Harry just pinched the bridge of his nose.
If you would be so kind as to write a little one-shot that includes Draco?
Draco had a lot to reflect on-more than he had before. His school days were over and he was a different person-or so he had hoped. He turned to see his wife-beautiful wife, he corrected-looking back at him.
After the fall of Voldemort, many things changed. So much was put into perspective, and what seemed important before suddenly had no meaning, but he knew that the woman standing by his side changed that completely-she made him a better man, everyday and in every way. Without her, Draco knew that he'd be the same prat as he was before, but she wouldn't let him.
"Its all because of you." his voice went into a soft rarely explored tenor.
"Well I had help." her voice was equally low, but calmer.
Draco moved closer to her, leaning into her shoulder and breathing in her unique perfume.
"Astoria." he breathed.
Who do you prefer?

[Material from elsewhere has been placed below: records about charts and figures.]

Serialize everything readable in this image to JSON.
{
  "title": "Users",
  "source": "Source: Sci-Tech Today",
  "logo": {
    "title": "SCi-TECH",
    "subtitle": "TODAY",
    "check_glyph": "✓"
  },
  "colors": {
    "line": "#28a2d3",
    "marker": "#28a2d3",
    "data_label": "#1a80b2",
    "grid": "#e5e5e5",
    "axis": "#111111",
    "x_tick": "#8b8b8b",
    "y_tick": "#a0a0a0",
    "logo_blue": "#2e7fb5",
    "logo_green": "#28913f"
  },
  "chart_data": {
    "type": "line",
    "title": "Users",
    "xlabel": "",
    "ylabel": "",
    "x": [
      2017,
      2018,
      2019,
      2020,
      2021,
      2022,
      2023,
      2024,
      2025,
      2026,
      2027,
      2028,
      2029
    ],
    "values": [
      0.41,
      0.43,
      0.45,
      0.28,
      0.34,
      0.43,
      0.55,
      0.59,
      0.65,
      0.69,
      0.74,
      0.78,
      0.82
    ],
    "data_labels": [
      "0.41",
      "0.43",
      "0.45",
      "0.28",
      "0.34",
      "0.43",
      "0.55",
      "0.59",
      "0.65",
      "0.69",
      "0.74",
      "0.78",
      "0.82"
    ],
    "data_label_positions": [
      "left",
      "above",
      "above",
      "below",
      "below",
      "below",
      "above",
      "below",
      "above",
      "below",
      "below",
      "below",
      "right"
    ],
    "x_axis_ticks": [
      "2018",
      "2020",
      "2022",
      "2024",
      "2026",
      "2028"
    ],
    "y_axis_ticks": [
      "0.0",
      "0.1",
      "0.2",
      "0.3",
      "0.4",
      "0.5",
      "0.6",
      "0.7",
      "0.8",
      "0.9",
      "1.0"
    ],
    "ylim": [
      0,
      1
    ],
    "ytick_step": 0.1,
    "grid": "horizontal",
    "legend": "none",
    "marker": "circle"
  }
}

Good guys or Bad guys?
"Excuse me?" the soft dangerous tones of Severus Snape asked.
"You know, good guys that sometimes act like bad guys, or do kinda bad things to do good things!" ValykirieRevolution babbled on, unaware that that made little sense.

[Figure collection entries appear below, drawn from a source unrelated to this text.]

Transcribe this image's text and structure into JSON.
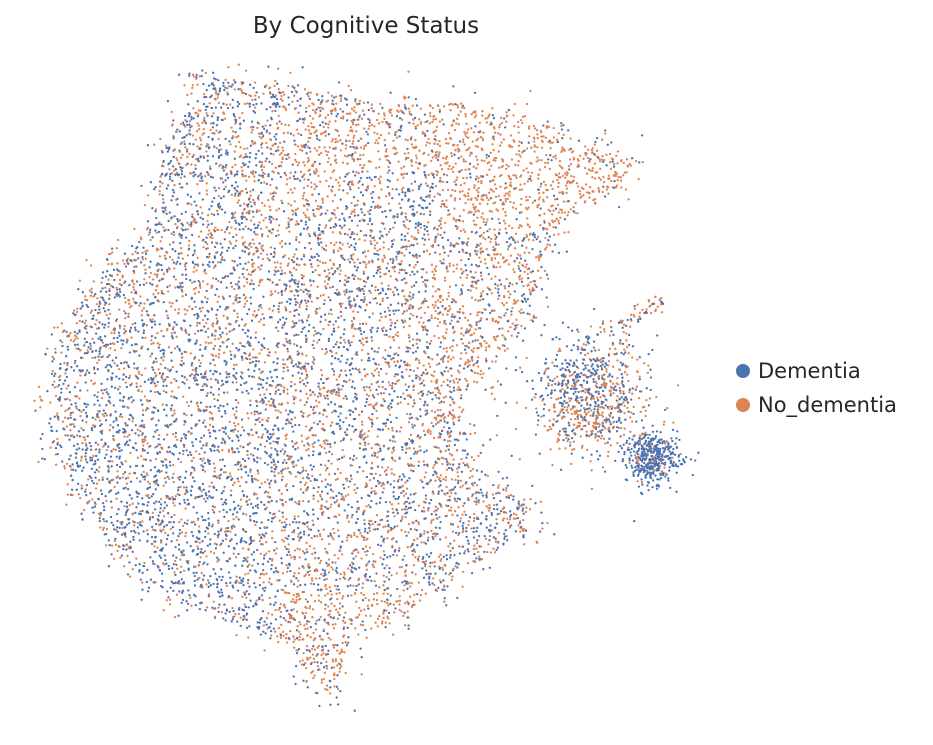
{
  "chart_data": {
    "type": "scatter",
    "title": "By Cognitive Status",
    "xlabel": "",
    "ylabel": "",
    "grid": false,
    "axes_visible": false,
    "legend_position": "right",
    "series": [
      {
        "name": "Dementia",
        "color": "#4c72b0"
      },
      {
        "name": "No_dementia",
        "color": "#dd8452"
      }
    ]
  }
}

Snape didn't reply, he noticed his strange companion was completely starry eyed and unaware that she was gushing over how hot antiheros could be. He just huffed in irritation at just how odd muggle girls really were.
"You're one too!"
"….oh?" Snape was interested despite himself.
Snape tried hard not to listen, and secretly meant to look the word up for himself; he didn't trust this little nutter to give an accurate description of theses anti-heroes.
"Here's some examples-" she thrust a couple of DVD's at him.
The titles read The Punisher and Die Hard. She was positively bouncing with excitement, and had the air of a small child that was expecting candy.
'Oh bugger me.' he thought before asking-"Alright-which one do you want to watch first?" Snape was dreading the answer.
ValykirieRevolution squealed in delight, and Snape winced at the sound and he had to resist the urge to roll his eyes when she pointed to Die Hard. Snape never hated this Bruce Willice fellow before, but now he had every reason to. He just let himself slump on the couch as the petite oddball fixed them some snacks.
"You'll love it-and there's this bloke in it who, I swear, looks just like you!" she chirped as she pressed the play button.
Now point your wand at someone-IMPERIO!
I've just hexed you Brat Princess! Er…tagged, and anybody else who wants to!